Tout est changé, ainsi rien ne change !
En 2006, Jacques Attali publia un essai de prospective : Une brève histoire de l’avenir. Composé en fait d’un large panorama historique, il débouchait sur la perspective d’une évolution en deux phases principales. D’abord un enfoncement jusqu’au paroxysme du système actuel (« l’hyper-empire ») après dissolution des États, puis une renaissance démocratique mondiale. Durant cette évolution, l’une des tendances émergentes de la société serait le transhumanisme.
Réfléchissant aux sources possibles d’un espoir, il pensait en trouver une lueur dans les marges. En dehors des courants aujourd’hui dominants pourraient se préparer conceptuellement les alternatives d’après-demain. Pourtant, un an plus tard à peine, il présidait une commission réunie par N. Sarkozy, dont les travaux préconisaient un renforcement du système : 300 idées pour changer France ? Mystère Attali ou sens marxiste de l’Histoire : faut-il nécessairement aller au bout de l’absurdité d’un système avant que les conditions ne soient réunies pour qu’émerge un autre système ?
L’Histoire nous apprend qu’un système de pouvoir longtemps efficace (l’esclavagisme, la monarchie – surtout absolue, l’oligarchie capitaliste, …) n’a pratiquement aucune capacité à renoncer à lui-même. Au mieux (au pire), il cherche à muer pour s’adapter aux nouvelles donnes, pour se survivre à lui-même. « Tout changer pour que rien ne change », faisait dire Giuseppe di Lampedusa au héros du Gattopardo, vieil aristocrate voyant s’effondrer l’ancien régime. Et l’aristocratie s’est mariée à la bourgeoisie triomphante.

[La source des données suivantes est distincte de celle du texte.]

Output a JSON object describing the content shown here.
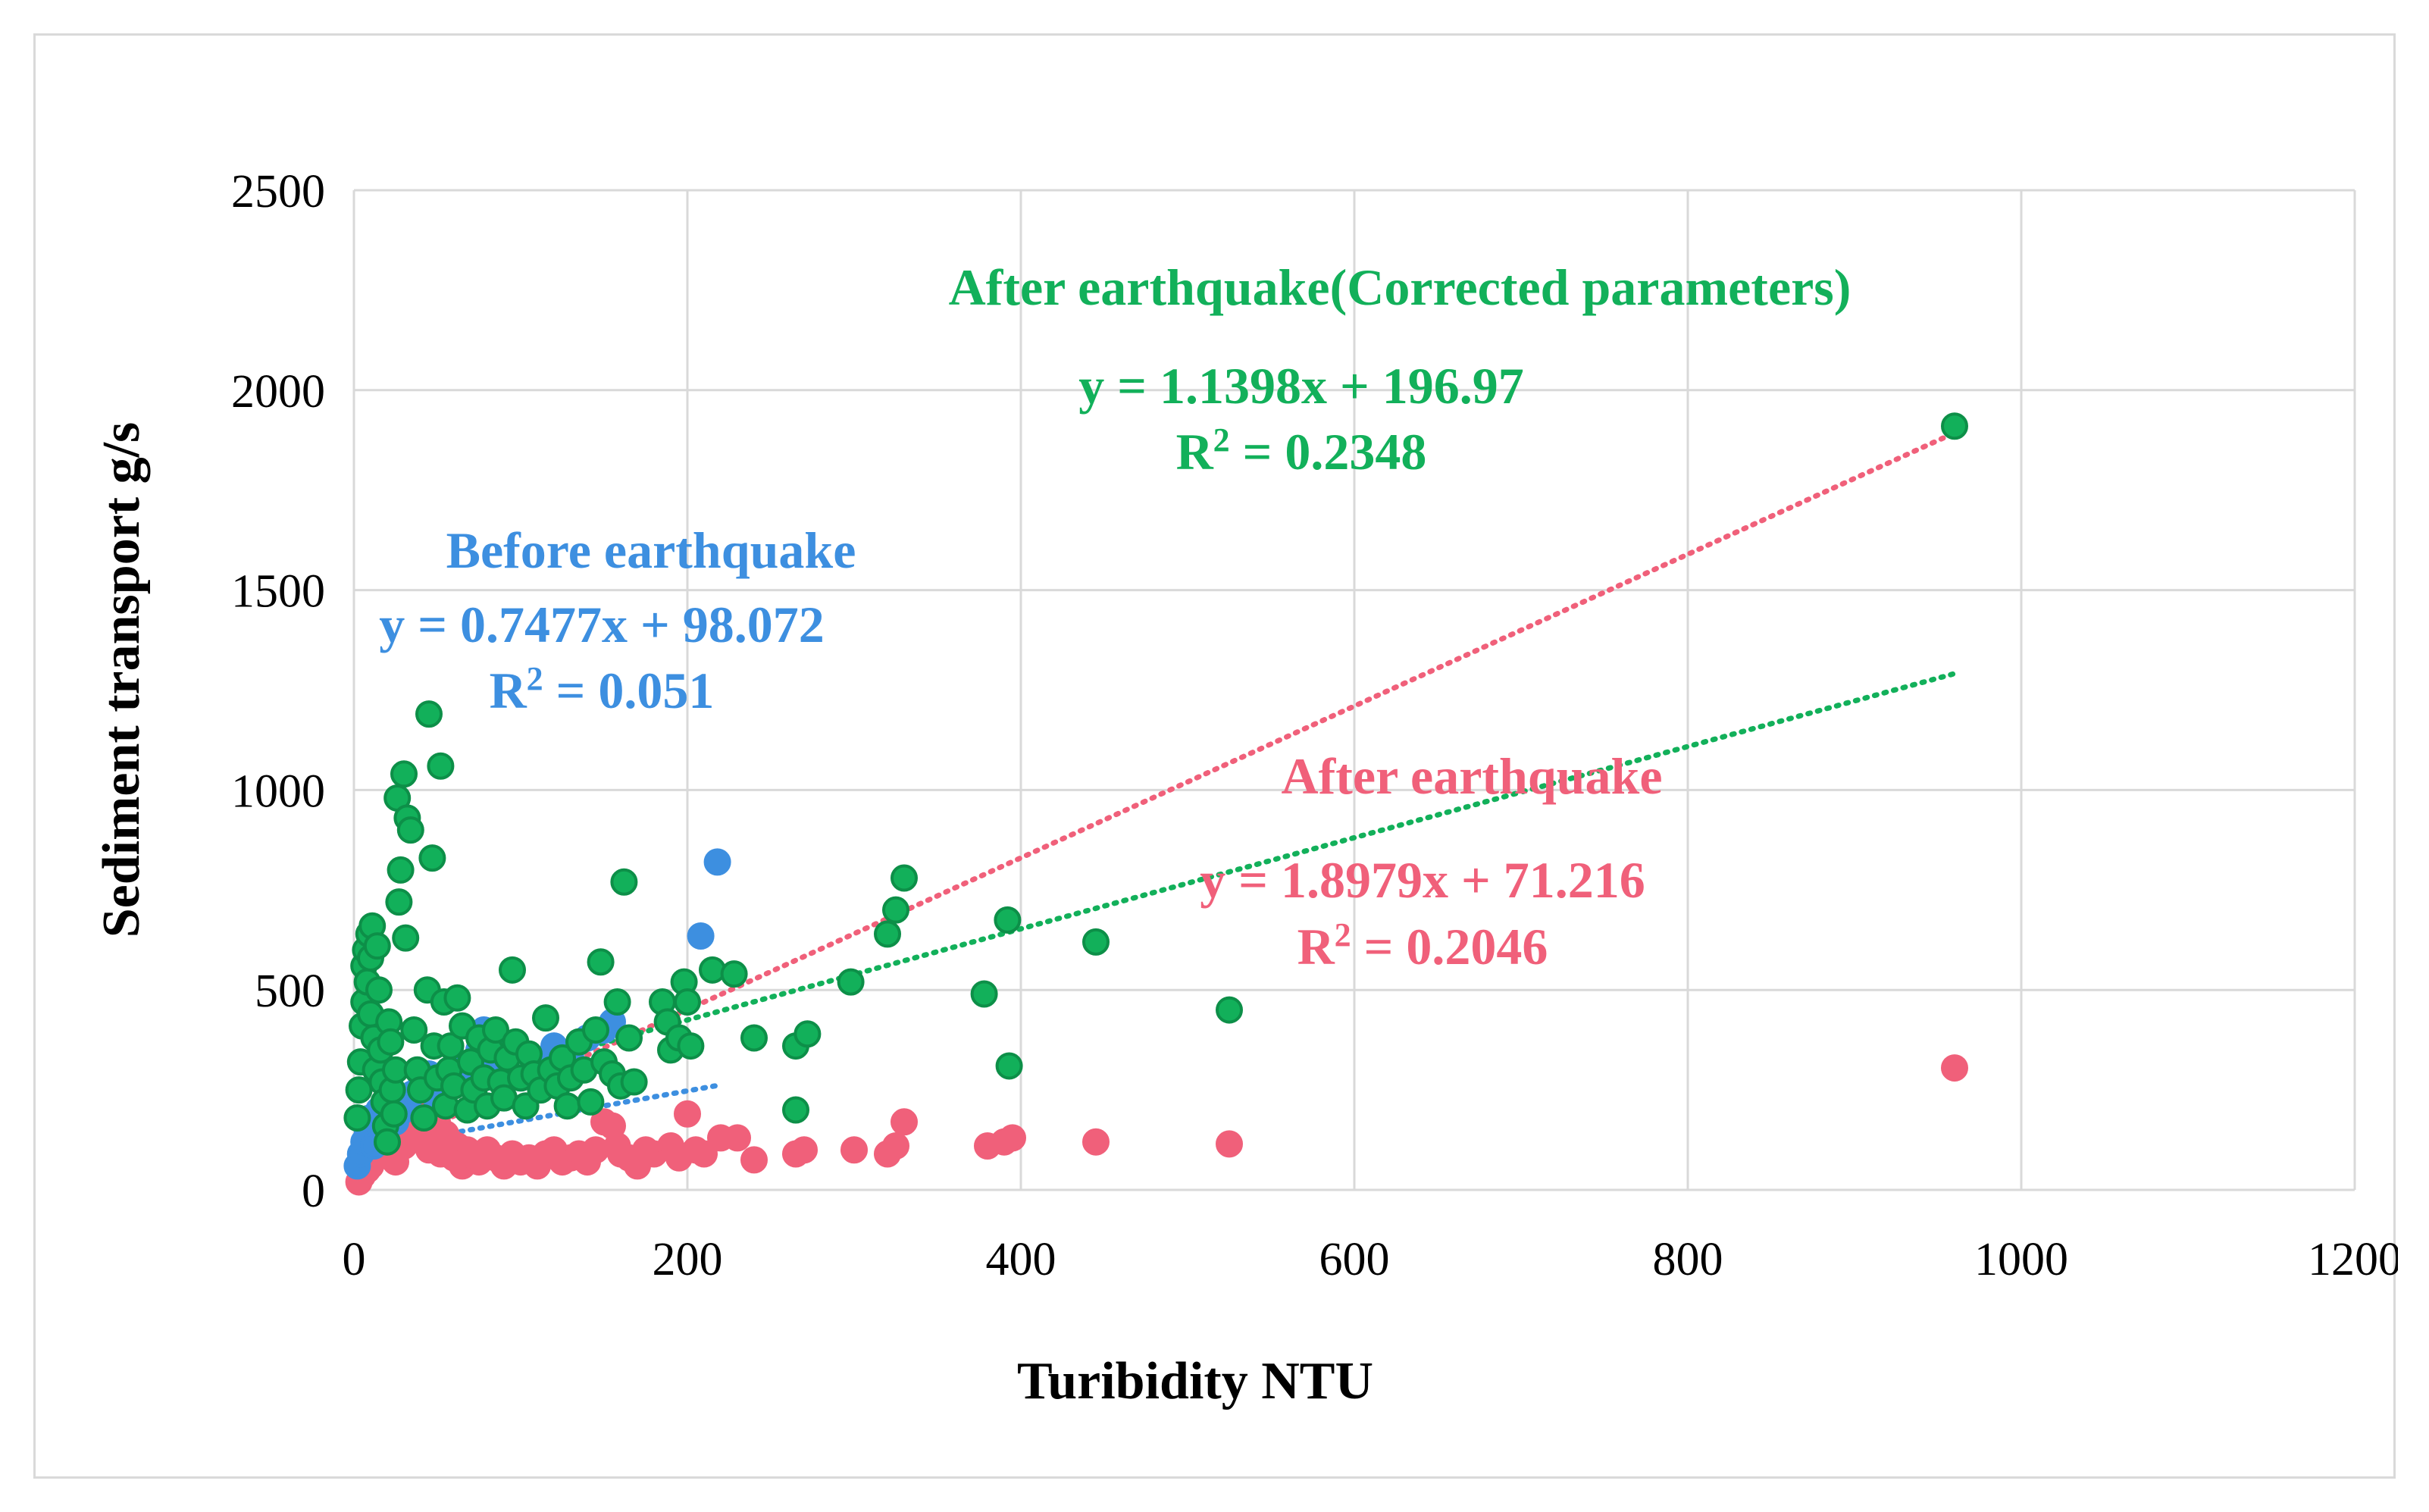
{
  "chart_data": {
    "type": "scatter",
    "title": "",
    "xlabel": "Turibidity NTU",
    "ylabel": "Sediment transport g/s",
    "xlim": [
      0,
      1200
    ],
    "ylim": [
      0,
      2500
    ],
    "xticks": [
      "0",
      "200",
      "400",
      "600",
      "800",
      "1000",
      "1200"
    ],
    "yticks": [
      "0",
      "500",
      "1000",
      "1500",
      "2000",
      "2500"
    ],
    "grid": true,
    "legend": "none",
    "series": [
      {
        "name": "After earthquake",
        "color": "#f0607a",
        "label": "After earthquake",
        "equation": "y = 1.8979x + 71.216",
        "r2_label": "R",
        "r2_value": " = 0.2046",
        "trendline": {
          "slope": 1.8979,
          "intercept": 71.216,
          "x_range": [
            0,
            960
          ]
        },
        "points": [
          [
            3,
            20
          ],
          [
            5,
            35
          ],
          [
            8,
            50
          ],
          [
            10,
            60
          ],
          [
            12,
            80
          ],
          [
            15,
            100
          ],
          [
            18,
            120
          ],
          [
            20,
            90
          ],
          [
            22,
            140
          ],
          [
            25,
            70
          ],
          [
            28,
            160
          ],
          [
            30,
            110
          ],
          [
            32,
            180
          ],
          [
            35,
            200
          ],
          [
            38,
            150
          ],
          [
            40,
            220
          ],
          [
            42,
            130
          ],
          [
            45,
            100
          ],
          [
            48,
            240
          ],
          [
            50,
            170
          ],
          [
            52,
            90
          ],
          [
            55,
            140
          ],
          [
            58,
            120
          ],
          [
            60,
            80
          ],
          [
            62,
            110
          ],
          [
            65,
            60
          ],
          [
            68,
            100
          ],
          [
            70,
            90
          ],
          [
            75,
            70
          ],
          [
            80,
            100
          ],
          [
            85,
            80
          ],
          [
            90,
            60
          ],
          [
            95,
            90
          ],
          [
            100,
            70
          ],
          [
            105,
            80
          ],
          [
            110,
            60
          ],
          [
            115,
            90
          ],
          [
            120,
            100
          ],
          [
            125,
            70
          ],
          [
            130,
            80
          ],
          [
            135,
            90
          ],
          [
            140,
            70
          ],
          [
            145,
            100
          ],
          [
            150,
            170
          ],
          [
            155,
            160
          ],
          [
            158,
            110
          ],
          [
            160,
            90
          ],
          [
            165,
            80
          ],
          [
            170,
            60
          ],
          [
            175,
            100
          ],
          [
            180,
            90
          ],
          [
            190,
            110
          ],
          [
            195,
            80
          ],
          [
            200,
            190
          ],
          [
            205,
            100
          ],
          [
            210,
            90
          ],
          [
            220,
            130
          ],
          [
            230,
            130
          ],
          [
            240,
            75
          ],
          [
            265,
            90
          ],
          [
            270,
            100
          ],
          [
            300,
            100
          ],
          [
            320,
            90
          ],
          [
            325,
            110
          ],
          [
            330,
            170
          ],
          [
            380,
            110
          ],
          [
            390,
            120
          ],
          [
            395,
            130
          ],
          [
            445,
            120
          ],
          [
            525,
            115
          ],
          [
            960,
            305
          ]
        ]
      },
      {
        "name": "Before earthquake",
        "color": "#3d8fe0",
        "label": "Before earthquake",
        "equation": "y = 0.7477x + 98.072",
        "r2_label": "R",
        "r2_value": " = 0.051",
        "trendline": {
          "slope": 0.7477,
          "intercept": 98.072,
          "x_range": [
            0,
            220
          ]
        },
        "points": [
          [
            2,
            60
          ],
          [
            4,
            90
          ],
          [
            6,
            120
          ],
          [
            8,
            150
          ],
          [
            10,
            180
          ],
          [
            12,
            110
          ],
          [
            15,
            200
          ],
          [
            18,
            140
          ],
          [
            20,
            230
          ],
          [
            25,
            170
          ],
          [
            30,
            200
          ],
          [
            35,
            240
          ],
          [
            40,
            260
          ],
          [
            45,
            290
          ],
          [
            50,
            220
          ],
          [
            55,
            250
          ],
          [
            60,
            300
          ],
          [
            65,
            280
          ],
          [
            70,
            320
          ],
          [
            75,
            350
          ],
          [
            78,
            400
          ],
          [
            85,
            300
          ],
          [
            90,
            340
          ],
          [
            100,
            280
          ],
          [
            110,
            320
          ],
          [
            120,
            360
          ],
          [
            130,
            330
          ],
          [
            140,
            380
          ],
          [
            150,
            400
          ],
          [
            155,
            420
          ],
          [
            208,
            635
          ],
          [
            218,
            820
          ]
        ]
      },
      {
        "name": "After earthquake(Corrected parameters)",
        "color": "#12b05a",
        "label": "After earthquake(Corrected parameters)",
        "equation": "y = 1.1398x + 196.97",
        "r2_label": "R",
        "r2_value": " = 0.2348",
        "trendline": {
          "slope": 1.1398,
          "intercept": 196.97,
          "x_range": [
            0,
            960
          ]
        },
        "points": [
          [
            2,
            180
          ],
          [
            3,
            250
          ],
          [
            4,
            320
          ],
          [
            5,
            410
          ],
          [
            6,
            470
          ],
          [
            6,
            560
          ],
          [
            7,
            600
          ],
          [
            8,
            520
          ],
          [
            9,
            640
          ],
          [
            10,
            580
          ],
          [
            10,
            440
          ],
          [
            11,
            660
          ],
          [
            12,
            380
          ],
          [
            13,
            300
          ],
          [
            14,
            610
          ],
          [
            15,
            500
          ],
          [
            16,
            350
          ],
          [
            17,
            270
          ],
          [
            18,
            220
          ],
          [
            19,
            160
          ],
          [
            20,
            120
          ],
          [
            21,
            420
          ],
          [
            22,
            370
          ],
          [
            23,
            250
          ],
          [
            24,
            190
          ],
          [
            25,
            300
          ],
          [
            26,
            980
          ],
          [
            27,
            720
          ],
          [
            28,
            800
          ],
          [
            30,
            1040
          ],
          [
            31,
            630
          ],
          [
            32,
            930
          ],
          [
            34,
            900
          ],
          [
            36,
            400
          ],
          [
            38,
            300
          ],
          [
            40,
            250
          ],
          [
            42,
            180
          ],
          [
            44,
            500
          ],
          [
            45,
            1190
          ],
          [
            47,
            830
          ],
          [
            48,
            360
          ],
          [
            50,
            280
          ],
          [
            52,
            1060
          ],
          [
            54,
            470
          ],
          [
            55,
            210
          ],
          [
            57,
            300
          ],
          [
            58,
            360
          ],
          [
            60,
            260
          ],
          [
            62,
            480
          ],
          [
            65,
            410
          ],
          [
            68,
            200
          ],
          [
            70,
            320
          ],
          [
            72,
            250
          ],
          [
            75,
            380
          ],
          [
            78,
            280
          ],
          [
            80,
            210
          ],
          [
            82,
            350
          ],
          [
            85,
            400
          ],
          [
            88,
            270
          ],
          [
            90,
            230
          ],
          [
            92,
            330
          ],
          [
            95,
            550
          ],
          [
            97,
            370
          ],
          [
            100,
            280
          ],
          [
            103,
            210
          ],
          [
            105,
            340
          ],
          [
            108,
            290
          ],
          [
            112,
            250
          ],
          [
            115,
            430
          ],
          [
            118,
            300
          ],
          [
            122,
            260
          ],
          [
            125,
            330
          ],
          [
            128,
            210
          ],
          [
            130,
            280
          ],
          [
            135,
            370
          ],
          [
            138,
            300
          ],
          [
            142,
            220
          ],
          [
            145,
            400
          ],
          [
            148,
            570
          ],
          [
            150,
            320
          ],
          [
            155,
            290
          ],
          [
            158,
            470
          ],
          [
            160,
            260
          ],
          [
            162,
            770
          ],
          [
            165,
            380
          ],
          [
            168,
            270
          ],
          [
            185,
            470
          ],
          [
            188,
            420
          ],
          [
            190,
            350
          ],
          [
            195,
            380
          ],
          [
            198,
            520
          ],
          [
            200,
            470
          ],
          [
            202,
            360
          ],
          [
            215,
            550
          ],
          [
            228,
            540
          ],
          [
            240,
            380
          ],
          [
            265,
            200
          ],
          [
            265,
            360
          ],
          [
            272,
            390
          ],
          [
            298,
            520
          ],
          [
            320,
            640
          ],
          [
            325,
            700
          ],
          [
            330,
            780
          ],
          [
            378,
            490
          ],
          [
            392,
            675
          ],
          [
            393,
            310
          ],
          [
            445,
            620
          ],
          [
            525,
            450
          ],
          [
            960,
            1910
          ]
        ]
      }
    ]
  }
}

Autre génération, autre énarque. Je suis un admirateur du travail qu’effectue depuis des années Jean-Paul Baquiast (Automates intelligents ; Philosciences ; et bien d‘autres choses écrites [4]). Je lui dois entre autres une interrogation venue de sa thèse sur les sociétés “anthropotechniques” selon laquelle, collectivement, nous sommes encore essentiellement aveugles et irresponsables quant aux décisions que nous prenons. Autrement dit, il n’y a pas de capitaine à la barre du paquebot Humanité, ceci alors que les icebergs ne manquent pas à l’horizon.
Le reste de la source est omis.